Lutherans object to the “secret” decree of Calvinism. Because the decree is allegedly secret, the Calvinist has no “objective” basis for the assurance of salvation–unlike Lutherans who vest the assurance of salvation in the objectivity of the sacraments. But there are several problems with this objection, of which I’ll focus on just two:
1.The decree is “secret” in the same sense that the future is secret. In relation to the present, the future is secret. Likewise, in relation to the present, the decree is secret.
Put another way, the decree is secret in the way that the plans for D-Day were secret prior to D-Day. But this doesn’t mean the plans for D-Day remained a secret. The day after the Normandy Landings, the plans for D-Day were hardly a secret.
The decree is “secret” in relation to the future, but not in relation to the past. For God’s plan is a plan for time. By putting his plan into effect, his plan becomes evident over time.
Even if the planning stage is “secretive,” the implementation of the plan ceases to be secretive. For the decree has real-world effects. Effects in time and space.

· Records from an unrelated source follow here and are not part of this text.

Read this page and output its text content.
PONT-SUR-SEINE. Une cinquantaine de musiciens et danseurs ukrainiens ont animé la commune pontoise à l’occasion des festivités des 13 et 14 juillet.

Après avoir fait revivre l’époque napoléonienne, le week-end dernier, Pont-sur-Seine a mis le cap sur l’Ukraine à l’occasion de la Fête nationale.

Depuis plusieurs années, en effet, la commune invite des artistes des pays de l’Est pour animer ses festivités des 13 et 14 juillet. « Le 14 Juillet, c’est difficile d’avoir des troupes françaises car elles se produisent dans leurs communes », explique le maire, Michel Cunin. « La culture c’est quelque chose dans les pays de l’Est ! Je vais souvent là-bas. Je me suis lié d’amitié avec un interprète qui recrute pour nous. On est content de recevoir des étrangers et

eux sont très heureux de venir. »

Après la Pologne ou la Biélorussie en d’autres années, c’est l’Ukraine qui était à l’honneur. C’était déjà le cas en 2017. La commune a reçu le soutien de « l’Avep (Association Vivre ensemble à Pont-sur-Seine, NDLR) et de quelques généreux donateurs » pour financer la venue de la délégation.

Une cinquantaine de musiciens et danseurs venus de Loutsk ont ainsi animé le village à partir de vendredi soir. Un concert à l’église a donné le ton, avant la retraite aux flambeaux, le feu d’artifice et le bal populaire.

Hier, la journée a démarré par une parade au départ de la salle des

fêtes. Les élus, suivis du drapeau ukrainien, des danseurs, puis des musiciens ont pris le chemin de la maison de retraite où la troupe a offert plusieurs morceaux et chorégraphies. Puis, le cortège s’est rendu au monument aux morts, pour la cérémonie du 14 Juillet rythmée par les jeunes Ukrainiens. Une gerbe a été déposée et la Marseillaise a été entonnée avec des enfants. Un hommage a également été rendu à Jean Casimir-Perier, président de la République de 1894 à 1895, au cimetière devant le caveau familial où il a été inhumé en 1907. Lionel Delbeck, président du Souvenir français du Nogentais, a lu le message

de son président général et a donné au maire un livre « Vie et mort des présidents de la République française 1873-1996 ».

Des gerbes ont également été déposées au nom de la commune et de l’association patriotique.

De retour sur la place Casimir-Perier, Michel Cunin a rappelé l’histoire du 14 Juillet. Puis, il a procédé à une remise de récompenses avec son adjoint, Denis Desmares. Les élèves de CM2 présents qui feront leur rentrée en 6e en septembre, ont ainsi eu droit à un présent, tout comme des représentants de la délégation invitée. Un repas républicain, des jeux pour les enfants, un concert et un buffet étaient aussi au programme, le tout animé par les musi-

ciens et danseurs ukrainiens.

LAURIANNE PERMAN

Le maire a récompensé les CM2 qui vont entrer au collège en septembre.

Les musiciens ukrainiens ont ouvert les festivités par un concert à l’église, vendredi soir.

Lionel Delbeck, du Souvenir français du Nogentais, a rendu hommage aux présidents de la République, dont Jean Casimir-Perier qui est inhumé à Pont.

2.However, another irony with the Lutheran position is the way in which Lutheranism replaces a secret decree with a secret body.
They complain about how God’s decree is allegedly hidden from human view. Yet the body of Christ is hidden in the bread and wine.
Unlike the decree, which has visible, tangible effects–the sacramental body of Christ is indiscernible.
They complain about how election is allegedly indetectible, yet they vest their assurance in the sacramental body of Christ, which is utterly indetectible. Although the communion elements are objective, the real presence is indistinguishable from the real absence at the empirical or phenomenological level.
All they have to fall back on is their subjective faith in the real presence. They believe it’s really there. So they put faith in their faith.